During last weeks’ International Armoured Vehicle conference in London some of the strong military messages revolved around readiness, interoperability and standardisation.
Readiness is about “being ready to fight tonight”, having your equipment available in a serviceable condition ready to deploy. Today’s warfare is no longer about forward operating bases but about manoeuvre across long distances and managing cyber space where attacks can come from any direction at any time.
Interoperability, maybe an old “buzz word” but it's just as relevant today as ever.
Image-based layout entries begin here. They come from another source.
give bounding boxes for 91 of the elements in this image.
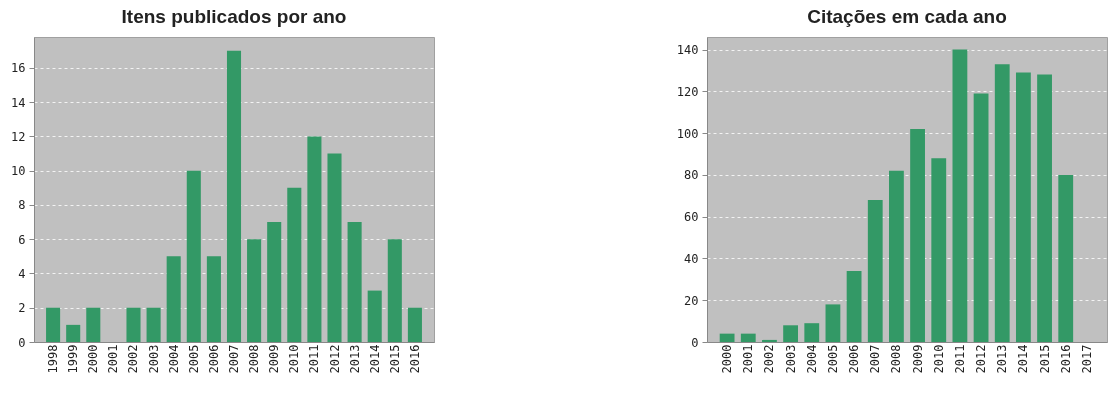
bar — [146, 307, 161, 342]
bar — [287, 187, 302, 342]
y-tick-label: 120 — [676, 84, 699, 99]
bar — [825, 304, 841, 342]
x-tick-label: 2002 — [762, 344, 777, 374]
x-tick-label: 2003 — [783, 344, 798, 374]
bar — [86, 307, 101, 342]
bar — [910, 128, 925, 342]
bar — [206, 256, 221, 342]
x-tick-label: 2011 — [952, 344, 967, 374]
chart-title: Itens publicados por ano — [121, 6, 347, 27]
bar — [1058, 174, 1074, 342]
y-tick-label: 2 — [18, 301, 26, 316]
x-tick-label: 2002 — [126, 344, 141, 374]
bar — [367, 290, 382, 342]
bar — [952, 49, 968, 342]
x-tick-label: 2007 — [227, 344, 241, 374]
x-tick-label: 2006 — [847, 344, 862, 374]
bar — [226, 50, 242, 342]
x-tick-label: 1998 — [46, 344, 61, 374]
x-tick-label: 2012 — [327, 344, 342, 374]
x-tick-label: 2005 — [825, 344, 840, 374]
bar — [46, 307, 61, 342]
x-tick-label: 2014 — [367, 344, 382, 374]
y-tick-label: 16 — [11, 61, 26, 76]
bar — [166, 256, 181, 342]
x-tick-label: 2008 — [247, 344, 262, 374]
bar — [867, 199, 883, 342]
x-tick-label: 2006 — [206, 344, 221, 374]
y-tick-label: 60 — [684, 210, 699, 225]
bar — [126, 307, 141, 342]
x-tick-label: 2008 — [889, 344, 904, 374]
x-tick-label: 2016 — [1058, 344, 1073, 374]
x-tick-label: 2016 — [407, 344, 422, 374]
x-tick-label: 2013 — [347, 344, 362, 374]
y-tick-label: 100 — [676, 126, 699, 141]
bar — [973, 93, 989, 342]
x-tick-label: 2001 — [106, 344, 121, 374]
x-tick-label: 2015 — [1037, 344, 1052, 374]
bar — [407, 307, 422, 342]
bar — [783, 325, 799, 342]
y-tick-label: 0 — [691, 335, 699, 350]
y-tick-label: 4 — [18, 266, 26, 281]
bar — [762, 339, 777, 342]
x-tick-label: 2004 — [166, 344, 181, 374]
x-tick-label: 2004 — [804, 344, 819, 374]
bar — [267, 222, 282, 342]
x-tick-label: 2017 — [1079, 344, 1094, 374]
bar — [327, 153, 342, 342]
x-tick-label: 2007 — [868, 344, 883, 374]
bar — [931, 158, 947, 342]
x-tick-label: 2015 — [387, 344, 402, 374]
x-tick-label: 2001 — [741, 344, 756, 374]
x-tick-label: 2009 — [267, 344, 282, 374]
y-tick-label: 14 — [11, 95, 26, 110]
y-tick-label: 6 — [18, 232, 26, 247]
bar — [1037, 74, 1052, 342]
bar — [186, 170, 201, 342]
y-tick-label: 80 — [684, 168, 699, 183]
x-tick-label: 2000 — [86, 344, 101, 374]
x-tick-label: 2000 — [720, 344, 735, 374]
y-tick-label: 20 — [684, 293, 699, 308]
x-tick-label: 2010 — [931, 344, 946, 374]
bar — [846, 270, 862, 342]
x-tick-label: 1999 — [66, 344, 81, 374]
bar — [889, 170, 904, 342]
y-tick-label: 40 — [684, 251, 699, 266]
y-tick-label: 10 — [11, 164, 26, 179]
x-tick-label: 2012 — [974, 344, 989, 374]
bar — [1015, 72, 1031, 342]
x-tick-label: 2014 — [1016, 344, 1031, 374]
bar — [247, 239, 262, 342]
bar — [994, 64, 1010, 342]
y-tick-label: 8 — [18, 198, 26, 213]
x-tick-label: 2013 — [995, 344, 1010, 374]
y-tick-label: 0 — [18, 335, 26, 350]
y-tick-label: 140 — [676, 43, 699, 58]
x-tick-label: 2003 — [146, 344, 161, 374]
x-tick-label: 2011 — [307, 344, 322, 374]
y-tick-label: 12 — [11, 129, 26, 144]
bar — [804, 323, 820, 342]
bar — [387, 239, 402, 342]
bar — [307, 136, 322, 342]
bar — [740, 333, 756, 342]
bar — [719, 333, 735, 342]
x-tick-label: 2010 — [287, 344, 302, 374]
x-tick-label: 2005 — [186, 344, 201, 374]
x-tick-label: 2009 — [910, 344, 925, 374]
chart-title: Citações em cada ano — [807, 6, 1007, 27]
bar — [347, 222, 362, 342]
bar — [66, 324, 81, 342]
It is about being able to refuel using common nozzles or connectors regardless of who supplies the fuel, as well as being able to communicate with your allies and sharing information.
Standardisation amongst allies is about using the same ammunition, same fuels and same size nuts and bolts so that the support troops don’t need to carry an enormous bag of spanners.
All topics which may seem obvious but we are a long way from achieving except, maybe in the air where there is commonality air frames and greater sharing of experience.
For industry it was suggested it is about collaboration, about working together across nations in a team to develop the specification with the end user, about making the impossible a reality in short time frames not over decades. It could even be about multiple allied countries producing the same equipment to enable high levels of interoperability but still maintaining their own sovereign capability, the commonality coming through joint design to meet a common specification.
During the conference there was also a growing noise about autonomy, what form it might take, how robust it will be, how it will affect operations. Comment was made that autonomous flight and movement across water were “relatively” easy compared to moving across rough ground where there are boulders, trees, gulleys etc to navigate – its not just about driving down a tarmac road.
Underlying all this was the need to relook at support. Defence forces are moving away from the classic template to now wanting support at least for availability and in some cases for effect.